Clustered indexes question

Question

Post reply

Clustered indexes question

PiMané

SSChampion

Points: 13965
More actions
September 7, 2009 at 10:39 am

#210444

Hi,
I've a table whose primary key is a GUID column... Is it worth having a clustered index over that primary key or, since guids are "random", will that only make the data change "move" a lot on disk? This table has a lot o writes and reads!
Thanks in advance,
Pedro

If you need to work better, try working less...

Viewing 15 posts - 1 through 15 (of 16 total)

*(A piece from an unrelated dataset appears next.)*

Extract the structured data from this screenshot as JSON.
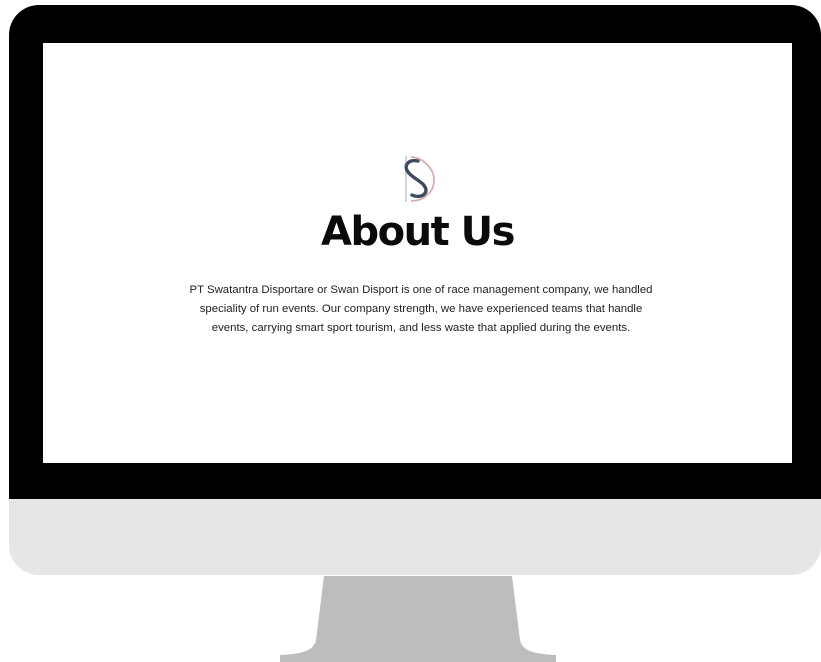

You must be logged in to reply to this topic. Login to reply

Marcin Gol Hall of Fame Points: 3314 More actions · Answer 1

if you need you may stay play with this index - but you should set a proper fillfactor and maybe padindex;

if you dont need clustered index there - you should use it as a nonclustered index

Florian Reischl SSC-Dedicated Points: 37301 More actions · Answer 2

Hi Pedro

Why do you need a GUID as primary key? SQL Server works much better with INT primary keys.

If you really need a GUID primary key, you should avoid to define it as clustered index. The clustered index defines the structure of table and is used by other indexes. Since a GUID is not sequential it causes many page splits. As Marcin wrote, you can use a less FILLFACTOR which reduces the problem but doesn't eliminate it. A better solution would be another IDENTITY column which represents the clustered index.

SQL Server 2005 introduced the NEWSEQUENTIALID() function as default value for your UNIQUEIDENTIFIER column. The NEWSEQUENTIALID() method creates an sequential, valid GUID which works much better as clustered index. Anyway, it's still less performing than a INT column and (afaik) there is no function like SCOPE_IDENTITY() to get the last generated id. You have to use the OUTPUT clause to get the last generated ids into a temporary table or any other destination.

Greets

Flo

PiMané SSChampion Points: 13965 More actions · Answer 3

Hi,

We use GUIDs so that records have diferent ids on all databases we have.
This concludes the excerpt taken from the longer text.